US job gains were increased last month by the return of about 40,000 previously striking auto workers and actors, who were not on the job in October but returned to work in November. The latest jobs report and other recent data depict an economy and Labor market that, while still strong, are turning back to pre-pandemic standards. Meanwhile, companies are hiring but are less desperate to fill large numbers of jobs. Thus, more Americans have come off the sidelines to look for work, and immigration has jumped this year. As a result, employers have become easier to hire, with fewer complaints of worker shortages and less pressure to raise wages aggressively, which could fuel US inflation.
USD/JPY Technical analysis and Expectations Today:
several levels below the 100-hour moving average line despite the bounce. Last Friday's rebound helped the currency pair recover from oversold levels of the 14-hour RSI. In the near term, and according to the performance on the hourly time frame chart, it appears that the USD/JPY currency pair is about to complete the formation of a double bottom reversal pattern. The 14-hour RSI also appears to support a reversal after recovering from oversold levels. Therefore, the bulls - the bulls - will target the extended bounce profits at around 144.90 or higher at the 145.40 resistance. On the other hand, the bears will look to pounce on profits at around 143.62 or lower at the 143.00 support.
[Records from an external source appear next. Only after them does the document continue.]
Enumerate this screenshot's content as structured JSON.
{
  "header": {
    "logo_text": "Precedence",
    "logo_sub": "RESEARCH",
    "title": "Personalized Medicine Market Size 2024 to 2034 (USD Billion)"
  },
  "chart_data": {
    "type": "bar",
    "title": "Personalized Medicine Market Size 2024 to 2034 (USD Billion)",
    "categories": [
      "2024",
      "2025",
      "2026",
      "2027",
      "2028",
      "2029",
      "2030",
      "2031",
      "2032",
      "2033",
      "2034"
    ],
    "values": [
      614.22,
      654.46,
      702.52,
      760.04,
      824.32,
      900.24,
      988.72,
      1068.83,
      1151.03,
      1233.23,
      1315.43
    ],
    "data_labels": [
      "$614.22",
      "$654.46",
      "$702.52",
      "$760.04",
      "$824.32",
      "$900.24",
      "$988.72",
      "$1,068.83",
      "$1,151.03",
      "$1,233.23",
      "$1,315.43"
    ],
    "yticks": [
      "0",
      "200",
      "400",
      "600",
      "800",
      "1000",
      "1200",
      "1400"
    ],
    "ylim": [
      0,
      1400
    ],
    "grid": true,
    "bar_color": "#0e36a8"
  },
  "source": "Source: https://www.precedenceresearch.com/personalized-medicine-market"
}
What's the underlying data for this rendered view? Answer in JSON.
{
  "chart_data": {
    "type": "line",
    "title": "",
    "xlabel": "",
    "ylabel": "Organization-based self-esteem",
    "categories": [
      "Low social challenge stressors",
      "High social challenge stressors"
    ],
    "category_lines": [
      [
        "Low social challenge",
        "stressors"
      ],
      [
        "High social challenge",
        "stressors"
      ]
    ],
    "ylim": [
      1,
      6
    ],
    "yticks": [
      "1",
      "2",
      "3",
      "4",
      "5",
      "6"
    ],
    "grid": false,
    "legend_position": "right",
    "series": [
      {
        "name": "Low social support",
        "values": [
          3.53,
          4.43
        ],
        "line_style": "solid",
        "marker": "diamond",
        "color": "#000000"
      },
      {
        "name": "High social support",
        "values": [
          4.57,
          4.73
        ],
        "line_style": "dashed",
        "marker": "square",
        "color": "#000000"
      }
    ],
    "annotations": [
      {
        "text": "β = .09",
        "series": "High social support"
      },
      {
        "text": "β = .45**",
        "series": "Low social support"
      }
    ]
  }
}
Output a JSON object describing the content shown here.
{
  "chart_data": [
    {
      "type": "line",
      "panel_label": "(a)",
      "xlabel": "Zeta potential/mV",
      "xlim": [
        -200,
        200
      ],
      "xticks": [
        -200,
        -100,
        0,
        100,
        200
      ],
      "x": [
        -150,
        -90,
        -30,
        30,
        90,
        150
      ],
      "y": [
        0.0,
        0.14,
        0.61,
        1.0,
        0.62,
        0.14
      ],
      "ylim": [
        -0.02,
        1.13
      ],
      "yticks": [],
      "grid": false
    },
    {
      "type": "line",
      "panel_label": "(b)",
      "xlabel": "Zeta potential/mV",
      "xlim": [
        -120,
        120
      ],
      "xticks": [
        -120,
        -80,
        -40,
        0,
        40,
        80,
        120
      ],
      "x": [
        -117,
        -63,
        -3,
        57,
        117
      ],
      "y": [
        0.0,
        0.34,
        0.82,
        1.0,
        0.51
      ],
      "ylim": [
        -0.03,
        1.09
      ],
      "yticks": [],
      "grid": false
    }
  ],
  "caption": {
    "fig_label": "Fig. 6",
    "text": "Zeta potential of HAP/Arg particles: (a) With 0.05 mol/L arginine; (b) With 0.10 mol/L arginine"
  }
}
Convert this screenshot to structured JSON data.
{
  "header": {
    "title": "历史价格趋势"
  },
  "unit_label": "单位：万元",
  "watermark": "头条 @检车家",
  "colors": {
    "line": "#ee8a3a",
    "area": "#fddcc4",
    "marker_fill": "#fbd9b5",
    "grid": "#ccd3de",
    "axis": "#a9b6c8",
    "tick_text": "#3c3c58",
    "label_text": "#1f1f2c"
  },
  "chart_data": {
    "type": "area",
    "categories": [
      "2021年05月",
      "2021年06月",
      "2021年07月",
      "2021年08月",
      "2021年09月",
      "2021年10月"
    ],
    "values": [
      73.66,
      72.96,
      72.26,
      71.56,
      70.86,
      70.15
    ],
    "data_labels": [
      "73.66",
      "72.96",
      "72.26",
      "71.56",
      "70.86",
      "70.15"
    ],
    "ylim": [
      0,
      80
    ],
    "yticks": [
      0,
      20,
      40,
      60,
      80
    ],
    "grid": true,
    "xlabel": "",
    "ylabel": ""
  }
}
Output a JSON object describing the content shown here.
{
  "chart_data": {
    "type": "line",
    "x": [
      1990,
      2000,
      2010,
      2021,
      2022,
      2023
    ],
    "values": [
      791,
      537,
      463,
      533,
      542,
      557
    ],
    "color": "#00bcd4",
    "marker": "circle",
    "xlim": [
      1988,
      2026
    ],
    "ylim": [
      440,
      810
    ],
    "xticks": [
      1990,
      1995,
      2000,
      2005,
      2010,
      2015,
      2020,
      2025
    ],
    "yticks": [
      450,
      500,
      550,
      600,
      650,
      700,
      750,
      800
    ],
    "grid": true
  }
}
In the long term, and according to the performance on the daily chart, it appears that the USD/JPY currency pair is trading within a descending channel. The 14-day RSI also appears to support a long-term bearish bias as it approaches oversold levels. Therefore, the bears will look to ride the current decline towards 141.52 or lower to the 138.92 support. On the other hand, the bulls will look to pounce on potential bounces at around 146.69 or higher at 149.45 resistance.